Unfortunately despite such a delight, Week Six spelled a mix of happiness and melancholy. Happiness that another rotation was over hence a sign of moving forward in Internship. Melancholy because everything I enjoyed in the community would suddenly stop at a halt.
As they say every start has an end. A dogmatic truth even an Einstein could not disprove. A life begins; an end consumes it. Birth and death accompany each other. Hence when I harped the first week of my Community Medicine rotation, I consented to its unavoidable end.
The day for Exit Report came inevitably, the moment we would tell our observations and experiences in San Juan pinpointing its successes and problems on its health programs. It was the last day of the last week. Inside a small room inside RHU 1, midwives and nurses comfortably sat and chat on the first four rows of monoblocs. Interns huddled at the back.
The first slide of our Exit Report flashed on the screen.

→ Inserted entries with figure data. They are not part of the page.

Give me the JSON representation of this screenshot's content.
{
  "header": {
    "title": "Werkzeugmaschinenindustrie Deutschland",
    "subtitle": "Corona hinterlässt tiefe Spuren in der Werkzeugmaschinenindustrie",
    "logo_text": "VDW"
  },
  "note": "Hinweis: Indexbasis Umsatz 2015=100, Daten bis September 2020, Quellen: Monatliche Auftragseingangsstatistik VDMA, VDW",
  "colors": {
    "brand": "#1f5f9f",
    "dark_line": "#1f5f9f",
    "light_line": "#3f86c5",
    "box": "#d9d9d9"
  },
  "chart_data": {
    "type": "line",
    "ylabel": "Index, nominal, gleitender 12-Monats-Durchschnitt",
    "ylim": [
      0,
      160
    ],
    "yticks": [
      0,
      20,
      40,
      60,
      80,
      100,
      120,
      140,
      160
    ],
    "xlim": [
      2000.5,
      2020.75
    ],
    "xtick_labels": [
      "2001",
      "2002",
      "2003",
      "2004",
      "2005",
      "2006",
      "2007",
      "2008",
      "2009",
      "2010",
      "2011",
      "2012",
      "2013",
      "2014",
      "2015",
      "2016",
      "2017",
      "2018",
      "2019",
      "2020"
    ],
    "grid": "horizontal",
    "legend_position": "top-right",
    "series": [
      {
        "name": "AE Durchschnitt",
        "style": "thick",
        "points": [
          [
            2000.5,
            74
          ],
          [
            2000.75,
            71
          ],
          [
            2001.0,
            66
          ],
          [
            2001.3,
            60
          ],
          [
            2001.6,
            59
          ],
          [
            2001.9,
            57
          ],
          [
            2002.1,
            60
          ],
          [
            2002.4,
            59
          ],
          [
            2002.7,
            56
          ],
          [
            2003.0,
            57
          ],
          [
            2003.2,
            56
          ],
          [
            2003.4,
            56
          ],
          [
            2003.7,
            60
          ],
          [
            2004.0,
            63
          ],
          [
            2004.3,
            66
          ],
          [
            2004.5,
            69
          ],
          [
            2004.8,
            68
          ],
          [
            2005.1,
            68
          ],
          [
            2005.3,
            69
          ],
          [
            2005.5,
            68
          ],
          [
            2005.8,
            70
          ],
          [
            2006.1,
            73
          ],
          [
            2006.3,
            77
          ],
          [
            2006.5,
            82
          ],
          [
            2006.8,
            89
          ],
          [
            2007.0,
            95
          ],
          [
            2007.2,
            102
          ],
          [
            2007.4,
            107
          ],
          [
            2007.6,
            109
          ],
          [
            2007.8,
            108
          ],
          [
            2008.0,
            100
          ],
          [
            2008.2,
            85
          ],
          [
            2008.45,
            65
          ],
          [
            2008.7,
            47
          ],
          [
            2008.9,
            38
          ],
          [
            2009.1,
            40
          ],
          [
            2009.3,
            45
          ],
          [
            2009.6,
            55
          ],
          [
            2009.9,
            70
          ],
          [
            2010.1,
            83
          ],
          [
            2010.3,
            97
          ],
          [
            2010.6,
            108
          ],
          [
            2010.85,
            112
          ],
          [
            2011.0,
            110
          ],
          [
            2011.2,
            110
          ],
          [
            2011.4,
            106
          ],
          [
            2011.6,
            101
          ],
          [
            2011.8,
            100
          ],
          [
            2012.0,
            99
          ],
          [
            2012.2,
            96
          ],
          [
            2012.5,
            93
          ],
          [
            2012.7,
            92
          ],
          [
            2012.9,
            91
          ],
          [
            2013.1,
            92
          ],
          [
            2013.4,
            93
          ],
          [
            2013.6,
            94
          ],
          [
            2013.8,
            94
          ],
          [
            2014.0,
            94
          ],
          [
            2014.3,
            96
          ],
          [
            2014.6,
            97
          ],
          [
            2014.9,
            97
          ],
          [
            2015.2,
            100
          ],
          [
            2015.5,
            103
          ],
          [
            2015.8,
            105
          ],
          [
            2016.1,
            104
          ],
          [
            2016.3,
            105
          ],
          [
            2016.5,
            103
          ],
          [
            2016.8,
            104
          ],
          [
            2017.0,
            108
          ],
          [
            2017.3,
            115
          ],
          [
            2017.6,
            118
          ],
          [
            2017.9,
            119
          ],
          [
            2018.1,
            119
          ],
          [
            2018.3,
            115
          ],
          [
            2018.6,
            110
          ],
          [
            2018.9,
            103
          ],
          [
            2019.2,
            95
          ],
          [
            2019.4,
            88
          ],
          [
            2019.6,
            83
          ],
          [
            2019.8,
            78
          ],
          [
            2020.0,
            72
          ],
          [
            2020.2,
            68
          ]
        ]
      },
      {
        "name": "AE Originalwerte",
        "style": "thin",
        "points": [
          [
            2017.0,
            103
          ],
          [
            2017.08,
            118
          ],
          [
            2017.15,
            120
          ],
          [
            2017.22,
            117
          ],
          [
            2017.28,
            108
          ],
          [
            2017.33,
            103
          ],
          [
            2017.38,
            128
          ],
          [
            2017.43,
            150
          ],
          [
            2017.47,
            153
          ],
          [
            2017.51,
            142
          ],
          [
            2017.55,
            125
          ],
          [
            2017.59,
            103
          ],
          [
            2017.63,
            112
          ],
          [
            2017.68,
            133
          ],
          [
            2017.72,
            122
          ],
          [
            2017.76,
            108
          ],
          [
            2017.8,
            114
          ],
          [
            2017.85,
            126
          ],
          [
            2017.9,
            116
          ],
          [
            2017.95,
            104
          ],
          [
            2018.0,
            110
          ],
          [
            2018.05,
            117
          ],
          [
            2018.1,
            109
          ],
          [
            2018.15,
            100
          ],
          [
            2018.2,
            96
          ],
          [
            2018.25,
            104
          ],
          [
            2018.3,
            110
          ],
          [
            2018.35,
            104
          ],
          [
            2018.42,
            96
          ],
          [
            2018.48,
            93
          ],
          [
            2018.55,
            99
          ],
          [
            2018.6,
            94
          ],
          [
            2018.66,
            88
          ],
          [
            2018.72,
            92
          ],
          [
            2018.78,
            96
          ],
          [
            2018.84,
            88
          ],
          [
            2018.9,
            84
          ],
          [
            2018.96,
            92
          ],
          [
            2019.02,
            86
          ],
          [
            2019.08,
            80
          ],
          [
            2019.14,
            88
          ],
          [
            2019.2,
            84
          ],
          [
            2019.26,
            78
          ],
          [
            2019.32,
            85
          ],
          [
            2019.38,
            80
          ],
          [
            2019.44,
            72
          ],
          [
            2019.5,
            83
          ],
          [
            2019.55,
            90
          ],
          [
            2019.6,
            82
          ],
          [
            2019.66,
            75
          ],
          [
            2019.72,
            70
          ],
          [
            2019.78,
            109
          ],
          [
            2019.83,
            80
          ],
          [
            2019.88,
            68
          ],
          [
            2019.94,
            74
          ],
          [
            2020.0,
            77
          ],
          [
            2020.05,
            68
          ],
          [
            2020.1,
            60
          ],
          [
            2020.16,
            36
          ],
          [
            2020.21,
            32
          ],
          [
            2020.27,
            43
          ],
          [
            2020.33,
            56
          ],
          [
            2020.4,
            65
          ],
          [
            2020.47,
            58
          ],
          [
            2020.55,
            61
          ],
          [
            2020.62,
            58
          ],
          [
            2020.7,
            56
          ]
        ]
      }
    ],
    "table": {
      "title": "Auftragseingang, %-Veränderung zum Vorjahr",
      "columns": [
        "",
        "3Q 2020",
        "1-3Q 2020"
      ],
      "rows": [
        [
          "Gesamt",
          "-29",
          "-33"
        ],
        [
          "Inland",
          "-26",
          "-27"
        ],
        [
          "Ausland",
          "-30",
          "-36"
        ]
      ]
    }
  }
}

The light coming out of the LCD projector temporarily blinded my vision. I got a cue from a woman in yellow. I began to report in Tagalog. In less than an hour, I was finished. After a few questions and comments, Interns were awarded certificates (of appreciation from the town of San Juan for our service) and the end was called.

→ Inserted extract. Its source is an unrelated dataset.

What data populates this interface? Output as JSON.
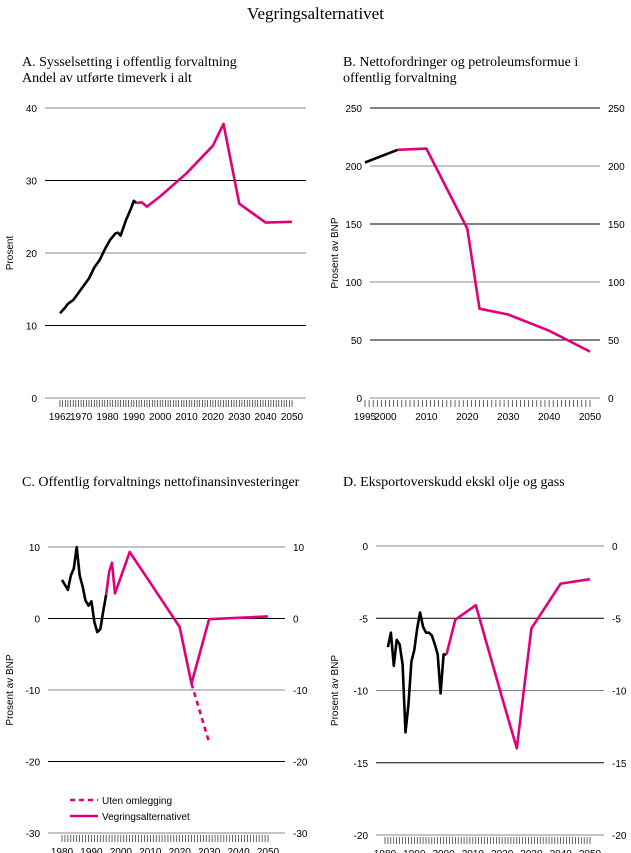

As a baby slowly crosses the different planes of the maternal pelvis and passes in between the ischial spines often called station zero inching out to the light of this world, I had come for a second birth – the birthing of me from the warm womb of the community of San Juan with tepid amniotic fluid shooting in the air. After once born out of PGH to community rotation in San Juan, I was eventually reborn back to PGH. It was not a ping pong experience but a mind-opening, dynamic, practical exchange and application of theories and ideas, both medical and socio-political.
Going back to the initial question I threw – how do we measure six weeks in San Juan?

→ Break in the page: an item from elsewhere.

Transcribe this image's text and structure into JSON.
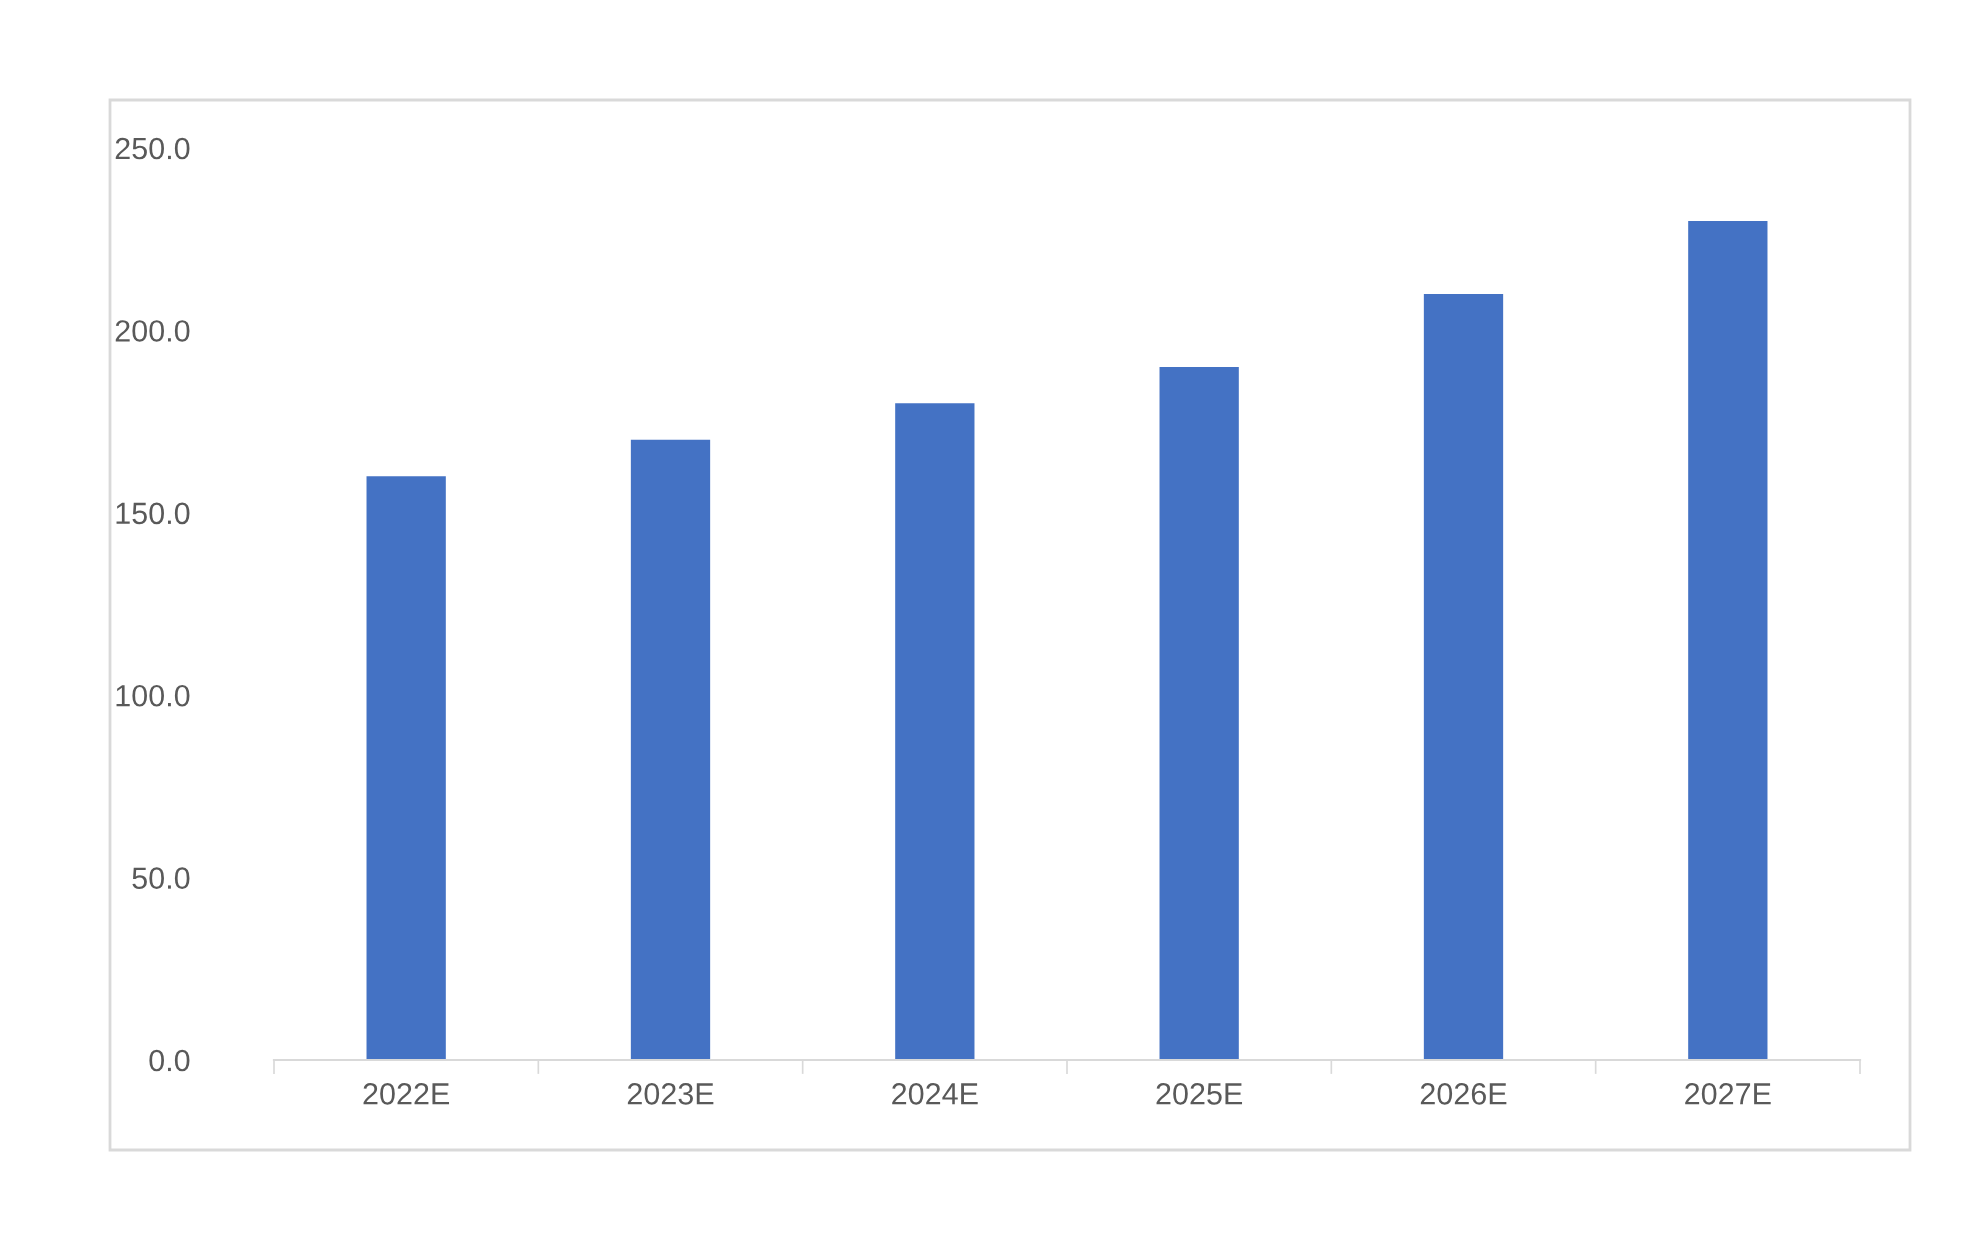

It is not measured with how many patients we saw in health centers, nor how long we spent time with the BHWs and our foster families, nor how much we paid that tricycle driver for a speedy ride from poblacion to our houses, nor how much lambanog or kapeng barako we gulped, nor how wrinkled our palms and soles were after soaking too much in Laiya. Nor how many ovitraps we planted, nor how much time we did the research, nor how much we became close to our intern buddies, nor how much often we post pictures of our blocks in Facebook.
It is in how much centripetal force those six weeks have imbibed in us convincing us to once again go back, pro-actively and voluntarily without a medical curriculum launching us, and re-experience those six weeks or even for much longer time in a place exactly or similarly San Juan. Not only a completion requirement but a self-driven passion, a personal advocacy. It may not be practically San Juan itself but another place – a well deserving place – where people only see doctors in TV dramas or where doctor is just plain word and a phantom synonym for the ubiquitous hilot. This is the real measure of gravity on how those six weeks blossomed to the genuine fruits of community medicine.
—1/25/11
[i] Integrated Management of Childhood Illnesses (IMCI) is an easy-to-follow module for nonmedical personnel such as BHWs on managing children.